Une vérité reconnue mais étouffée
Grégory Laccruche Alihanga rappelle que l’ONU, dès décembre 2020, l’a reconnu comme prisonnier politique et détenu arbitrairement, exigeant sa libération immédiate. Une plainte pour séquestration aurait même été déposée en France. La réponse du régime d’alors : « La justice gabonaise est souveraine », une phrase qu’il interprète comme un « Circulez, il n’y a rien à voir ». Il insiste sur le fait qu’Ali Bongo lui-même, dans Jeune Afrique, avait validé cette ligne. Le fait que ces mêmes hommes « viennent quémander la clémence de la justice internationale » aujourd’hui est pour lui une insulte.
Les vies brisées derrière le calvaire
L’ancien maire ne se limite pas à son propre sort. Il évoque les conséquences dramatiques de cette période sur sa famille. Sa mère aurait été victime de deux AVC sous le choc de l’incarcération de ses deux enfants, devenant aujourd’hui handicapée. Lui-même a perdu la vue durant son isolement, n’obtenant des soins qu’après une intervention consulaire. Quant à son frère, atteint d’un cancer, il était « donné pour mort ». Grégory Laccruche Alihanga attribue leur survie à l’intervention du président Oligui Nguéma, affirmant que la mort était « le dessein que poursuivaient nos bourreaux ».
En conclusion, Grégory Laccruche Alihanga affirme ne pas chercher la vengeance mais la vérité, afin que les rôles ne soient pas inversés.
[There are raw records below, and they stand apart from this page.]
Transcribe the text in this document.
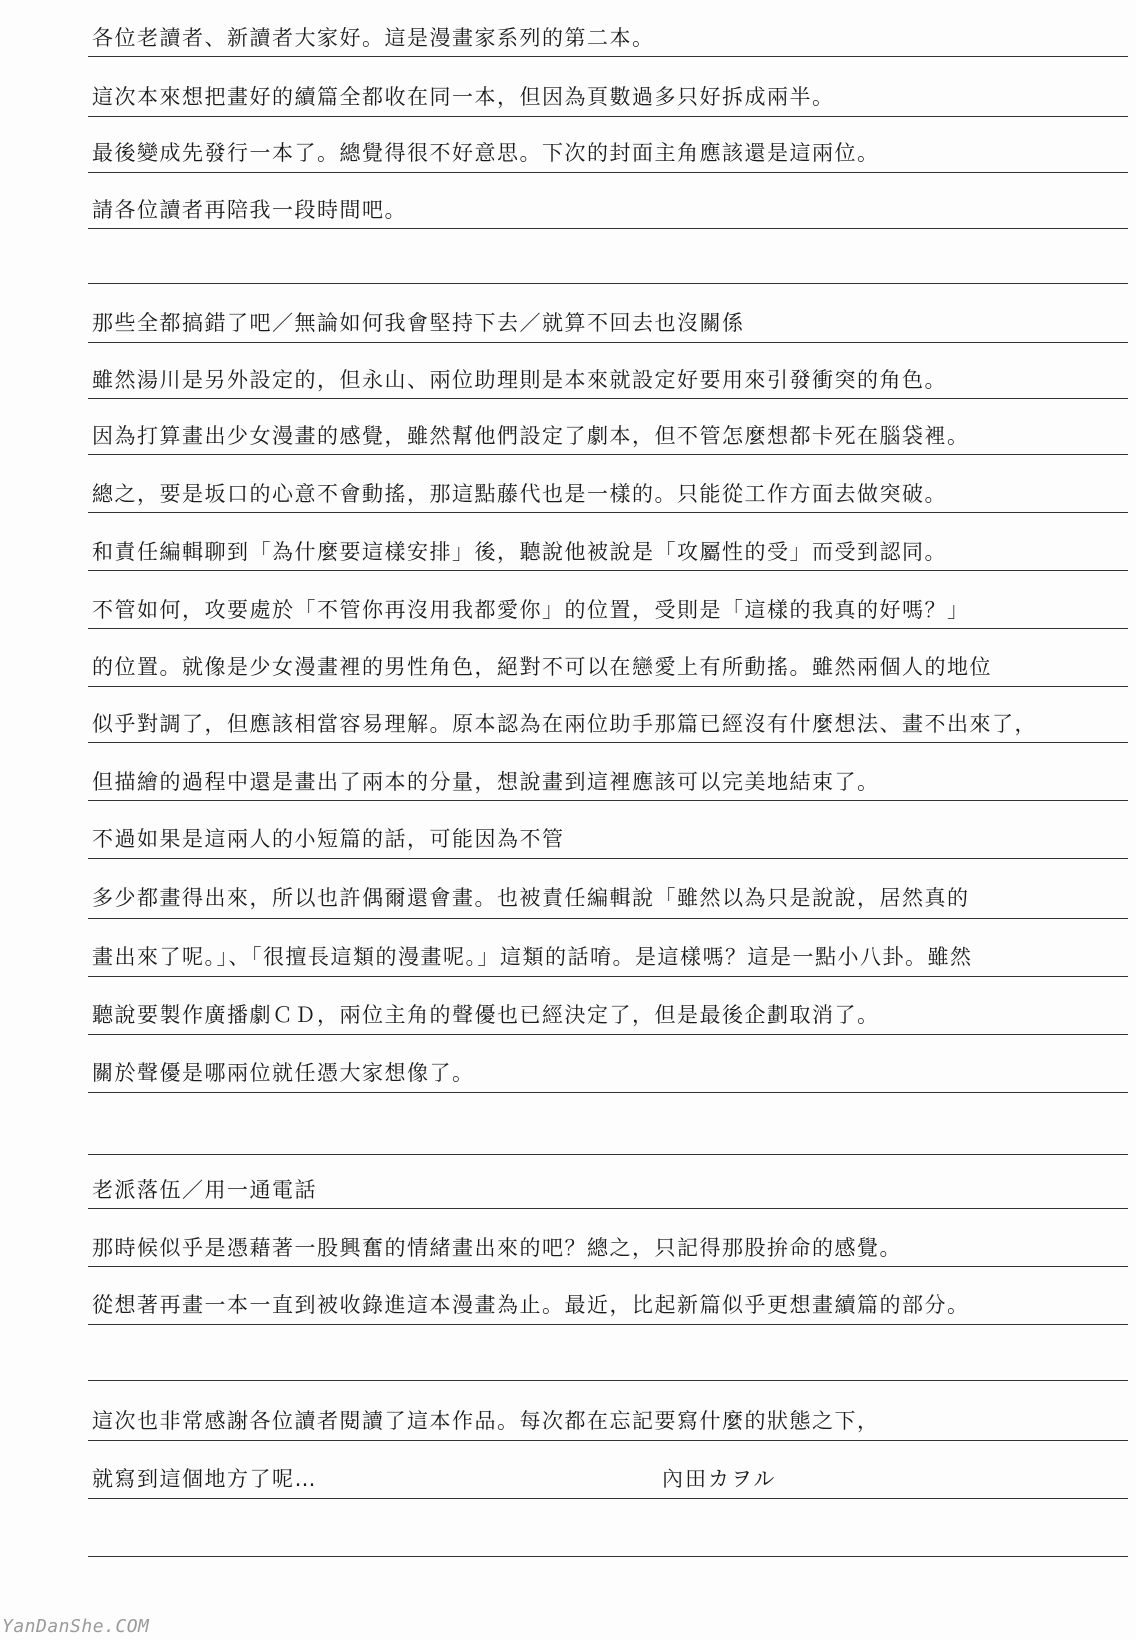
各位老讀者、新讀者大家好。這是漫畫家系列的第二本。
這次本來想把畫好的續篇全都收在同一本，但因為頁數過多只好拆成兩半。
最後變成先發行一本了。總覺得很不好意思。下次的封面主角應該還是這兩位。
請各位讀者再陪我一段時間吧。
那些全都搞錯了吧／無論如何我會堅持下去／就算不回去也沒關係
雖然湯川是另外設定的，但永山、兩位助理則是本來就設定好要用來引發衝突的角色。
因為打算畫出少女漫畫的感覺，雖然幫他們設定了劇本，但不管怎麼想都卡死在腦袋裡。
總之，要是坂口的心意不會動搖，那這點藤代也是一樣的。只能從工作方面去做突破。
和責任編輯聊到「為什麼要這樣安排」後，聽說他被說是「攻屬性的受」而受到認同。
不管如何，攻要處於「不管你再沒用我都愛你」的位置，受則是「這樣的我真的好嗎？」
的位置。就像是少女漫畫裡的男性角色，絕對不可以在戀愛上有所動搖。雖然兩個人的地位
似乎對調了，但應該相當容易理解。原本認為在兩位助手那篇已經沒有什麼想法、畫不出來了，
但描繪的過程中還是畫出了兩本的分量，想說畫到這裡應該可以完美地結束了。
不過如果是這兩人的小短篇的話，可能因為不管
多少都畫得出來，所以也許偶爾還會畫。也被責任編輯說「雖然以為只是說說，居然真的
畫出來了呢。」、「很擅長這類的漫畫呢。」這類的話唷。是這樣嗎？這是一點小八卦。雖然
聽說要製作廣播劇ＣＤ，兩位主角的聲優也已經決定了，但是最後企劃取消了。
關於聲優是哪兩位就任憑大家想像了。
老派落伍／用一通電話
那時候似乎是憑藉著一股興奮的情緒畫出來的吧？總之，只記得那股拚命的感覺。
從想著再畫一本一直到被收錄進這本漫畫為止。最近，比起新篇似乎更想畫續篇的部分。
這次也非常感謝各位讀者閱讀了這本作品。每次都在忘記要寫什麼的狀態之下，
就寫到這個地方了呢…	內田カヲル
YanDanShe.COM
Il souhaite que la communauté nationale et internationale sache que « ceux qui crient aujourd’hui ont fait taire hier ». Il les accuse de n’avoir pas défendu la justice, mais de l’avoir « étranglée » ; de n’avoir pas défendu les droits de l’homme, mais de les avoir « piétinés » ; de n’avoir pas subi l’arbitraire, mais de l’avoir « mis en place et consolidé » ; de n’avoir pas protégé la liberté, mais de l’avoir « enchaînée » ; de n’avoir pas réparé les injustices, mais de les avoir « perpétuées » ; et de ne pas honorer la vérité, mais de la « travestir ».
Grégory Laccruche Alihanga termine en promettant d’user de tous les recours, nationaux et internationaux, pour que ceux qui ont bafoué leurs droits ne puissent jamais les réécrire à leur propre avantage, ajoutant : « Fuir vos responsabilités est illusoire ; je veillerai à ce que jamais vous n’en ignorez l’évidence. »
Cette lettre ouverte, par sa force et sa précision, jette une lumière crue sur une période sombre de l’histoire politique gabonaise et pose la question fondamentale de la responsabilité et de la mémoire face aux injustices passées.